Ce livre est une merveille qui enveloppe son lecteur dans un cocon de tendresse, de poésie et d'émotion, le tout baigné de culture polynésienne.
Monos, planète-océan parsemée de volcans et d'atolls, subit l'influence de sa lune Mavros, associée au Chaos. Les années s'y déroulent par cycles de cinquante : durant les quarante-neuf premières, l'Équilibre est maintenu par le pouvoir des mages-familiers. La cinquantième, lorsque Mavros est au plus près de Monos, livre les îles au Chaos ; puis un nouveau cycle démarre... Lorsque la petite Aione nait sous le faré d'une famille heureuse, l'année du Chaos est encore loin. Pourtant, cette étrange enfant à la peau bleue et à la croissance impossiblement rapide semble annoncer un bouleversement et les signes de désÉquilibre ne tardent pas à se multiplier... À commencer par le volcan de l'île qui se réveille, comme investi par l'esprit du Chaos.
La grande force de ce roman (en plus de la plume de son autrice), c'est cette famille au départ sans histoire qui maintient cohésion et tendresse face à l'inexplicable et aux dangers. Il y a Tahore, la mère, force tranquille qui se mue en lionne lorsque sa famille est menacée ; Noun, le père, mage-familier du village au caractère bonhomme ; et puis les deux frères qui développent des pouvoirs inattendus au contact de leur soeur : Aether, l'aîné empathique qui devient sensible aux éléments, et Gê, le cadet ni garçon ni fille dont les visions lèvent le voile entre passé présent et avenir ; enfin Aione elle-même, incroyable enfant à la peau marbrée d'étoiles et au pouvoir apaisant, confrontée au terrible destin que ses particularités lui dessinent : sera-t-elle une force d'Équilibre ou un instrument du Chaos ?

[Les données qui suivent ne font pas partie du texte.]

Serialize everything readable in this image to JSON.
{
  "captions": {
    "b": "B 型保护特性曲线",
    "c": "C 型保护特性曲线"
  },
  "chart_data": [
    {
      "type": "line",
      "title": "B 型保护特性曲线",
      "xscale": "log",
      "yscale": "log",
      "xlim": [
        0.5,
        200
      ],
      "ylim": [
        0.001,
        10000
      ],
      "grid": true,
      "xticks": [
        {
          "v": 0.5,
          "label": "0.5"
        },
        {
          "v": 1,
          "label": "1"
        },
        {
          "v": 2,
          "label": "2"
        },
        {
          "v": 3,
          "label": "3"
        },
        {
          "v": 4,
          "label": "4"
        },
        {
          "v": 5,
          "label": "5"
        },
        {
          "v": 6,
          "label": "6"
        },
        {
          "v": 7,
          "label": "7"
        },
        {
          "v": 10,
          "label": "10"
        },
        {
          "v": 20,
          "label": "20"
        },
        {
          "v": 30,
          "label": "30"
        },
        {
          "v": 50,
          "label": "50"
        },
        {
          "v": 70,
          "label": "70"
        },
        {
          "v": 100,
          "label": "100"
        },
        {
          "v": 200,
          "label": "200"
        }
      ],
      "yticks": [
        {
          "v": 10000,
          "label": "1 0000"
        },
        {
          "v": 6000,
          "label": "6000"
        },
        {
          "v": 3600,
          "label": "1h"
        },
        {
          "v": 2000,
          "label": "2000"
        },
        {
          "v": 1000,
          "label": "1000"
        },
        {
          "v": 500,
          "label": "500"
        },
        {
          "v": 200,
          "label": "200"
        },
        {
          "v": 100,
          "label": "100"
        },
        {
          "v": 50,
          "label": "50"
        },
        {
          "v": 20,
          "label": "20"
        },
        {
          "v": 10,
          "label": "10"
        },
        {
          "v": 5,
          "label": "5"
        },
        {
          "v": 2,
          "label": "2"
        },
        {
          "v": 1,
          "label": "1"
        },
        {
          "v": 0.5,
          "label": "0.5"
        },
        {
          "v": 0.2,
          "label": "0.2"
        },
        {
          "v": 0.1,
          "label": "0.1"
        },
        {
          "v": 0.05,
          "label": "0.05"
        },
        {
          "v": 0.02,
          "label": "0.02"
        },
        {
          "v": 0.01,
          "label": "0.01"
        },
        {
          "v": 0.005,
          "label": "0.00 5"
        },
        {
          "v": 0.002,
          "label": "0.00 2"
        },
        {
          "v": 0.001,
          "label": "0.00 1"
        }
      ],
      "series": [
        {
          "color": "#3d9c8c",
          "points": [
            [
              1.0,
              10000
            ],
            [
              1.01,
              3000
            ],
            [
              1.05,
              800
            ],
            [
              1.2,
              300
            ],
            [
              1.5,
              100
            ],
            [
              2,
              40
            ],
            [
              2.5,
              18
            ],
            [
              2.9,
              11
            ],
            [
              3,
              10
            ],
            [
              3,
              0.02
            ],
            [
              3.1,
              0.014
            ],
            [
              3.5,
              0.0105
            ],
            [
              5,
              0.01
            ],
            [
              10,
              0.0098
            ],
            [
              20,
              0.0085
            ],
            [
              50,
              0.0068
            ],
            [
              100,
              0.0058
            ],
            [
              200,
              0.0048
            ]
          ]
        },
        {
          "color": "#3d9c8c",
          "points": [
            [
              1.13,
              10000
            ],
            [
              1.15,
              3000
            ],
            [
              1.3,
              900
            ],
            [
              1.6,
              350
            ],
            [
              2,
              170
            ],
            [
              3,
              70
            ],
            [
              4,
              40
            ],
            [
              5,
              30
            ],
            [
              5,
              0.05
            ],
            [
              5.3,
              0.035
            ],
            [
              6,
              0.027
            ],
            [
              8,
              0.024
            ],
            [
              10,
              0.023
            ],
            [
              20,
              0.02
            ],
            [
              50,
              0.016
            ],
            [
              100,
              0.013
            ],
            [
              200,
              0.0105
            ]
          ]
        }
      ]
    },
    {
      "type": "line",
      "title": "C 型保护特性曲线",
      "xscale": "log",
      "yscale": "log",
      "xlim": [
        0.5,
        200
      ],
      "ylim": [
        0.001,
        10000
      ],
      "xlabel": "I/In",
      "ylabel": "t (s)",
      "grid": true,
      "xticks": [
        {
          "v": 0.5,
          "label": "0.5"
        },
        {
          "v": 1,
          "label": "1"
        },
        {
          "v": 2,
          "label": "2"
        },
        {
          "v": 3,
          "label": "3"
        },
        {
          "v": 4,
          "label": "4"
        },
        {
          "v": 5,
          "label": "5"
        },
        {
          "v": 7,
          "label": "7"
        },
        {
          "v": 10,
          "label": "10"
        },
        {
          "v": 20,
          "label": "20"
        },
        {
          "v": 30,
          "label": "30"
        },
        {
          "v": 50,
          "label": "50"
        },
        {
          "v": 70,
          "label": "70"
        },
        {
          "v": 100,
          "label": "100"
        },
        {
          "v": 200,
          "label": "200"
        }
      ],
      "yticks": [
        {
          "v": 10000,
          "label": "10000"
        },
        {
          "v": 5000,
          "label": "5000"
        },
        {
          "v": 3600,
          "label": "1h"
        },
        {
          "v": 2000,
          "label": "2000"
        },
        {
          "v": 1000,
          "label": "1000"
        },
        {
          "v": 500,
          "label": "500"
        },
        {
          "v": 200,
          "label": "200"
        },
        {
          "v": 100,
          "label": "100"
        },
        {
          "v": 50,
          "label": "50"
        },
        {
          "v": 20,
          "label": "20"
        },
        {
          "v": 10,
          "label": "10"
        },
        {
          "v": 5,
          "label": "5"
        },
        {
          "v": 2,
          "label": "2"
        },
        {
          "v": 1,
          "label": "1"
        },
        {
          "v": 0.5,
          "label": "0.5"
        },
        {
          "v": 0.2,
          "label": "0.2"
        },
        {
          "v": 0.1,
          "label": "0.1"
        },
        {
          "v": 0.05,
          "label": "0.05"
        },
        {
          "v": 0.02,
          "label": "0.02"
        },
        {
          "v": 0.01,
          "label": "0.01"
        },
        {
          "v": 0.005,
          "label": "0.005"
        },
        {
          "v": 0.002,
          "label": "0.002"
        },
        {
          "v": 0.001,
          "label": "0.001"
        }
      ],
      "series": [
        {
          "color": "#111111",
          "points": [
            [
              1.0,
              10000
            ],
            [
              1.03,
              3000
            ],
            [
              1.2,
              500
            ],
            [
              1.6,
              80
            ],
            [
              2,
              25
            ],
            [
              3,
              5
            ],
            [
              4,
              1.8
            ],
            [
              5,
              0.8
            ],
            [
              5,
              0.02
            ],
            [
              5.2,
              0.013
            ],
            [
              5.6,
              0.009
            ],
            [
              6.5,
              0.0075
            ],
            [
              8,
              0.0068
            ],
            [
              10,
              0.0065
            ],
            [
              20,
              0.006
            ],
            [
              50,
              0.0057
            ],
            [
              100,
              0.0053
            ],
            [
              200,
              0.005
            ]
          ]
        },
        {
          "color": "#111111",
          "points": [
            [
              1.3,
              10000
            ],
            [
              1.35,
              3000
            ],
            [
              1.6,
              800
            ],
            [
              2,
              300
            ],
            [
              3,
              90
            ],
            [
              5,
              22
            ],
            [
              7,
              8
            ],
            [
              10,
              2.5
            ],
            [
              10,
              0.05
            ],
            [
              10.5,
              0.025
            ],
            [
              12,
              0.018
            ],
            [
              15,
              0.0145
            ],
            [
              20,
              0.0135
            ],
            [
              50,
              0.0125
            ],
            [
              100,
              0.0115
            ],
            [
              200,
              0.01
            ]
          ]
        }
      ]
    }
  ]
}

J'ai adoré cette famille aimante et cet univers aux racines venues du Pacifique. Une Maison de Feu parle de force familiale, de confiance et d'harmonie, dans un récit qui met en valeur la puissance féminine sans éclipser la valeur masculine, et en ouvrant les bras à la diversité. Et ça fait DU BIEN ! Détail qui n'en est pas un : c'est la première fois que je lis une scène d'accouchement qui fait coexister l'amour, la tendresse, la sensation d'accomplissement, la douleur, l'effort et l'émerveillement... au lieu d'en faire une épreuve dominée par la souffrance, le stress et le risque que ça ne se passe mal. Rien que pour ça, bravo.
Bref,
Silène Edgar invente un monde tout infusé d'amour pour la Polynésie, et y conte l'histoire d'une famille qui fait front pour protéger ses membres et sa communauté avec tendresse, malgré les doutes et la vie qui les frappe durement. L'Équilibre, mélange de sérénité et de résilience, d'impermanence et de douceur, irrigue les mots comme l'histoire, même lorsque c'est le Chaos qui l'emporte.
Et c'est beau comme des alizés qui défieraient un ouragan.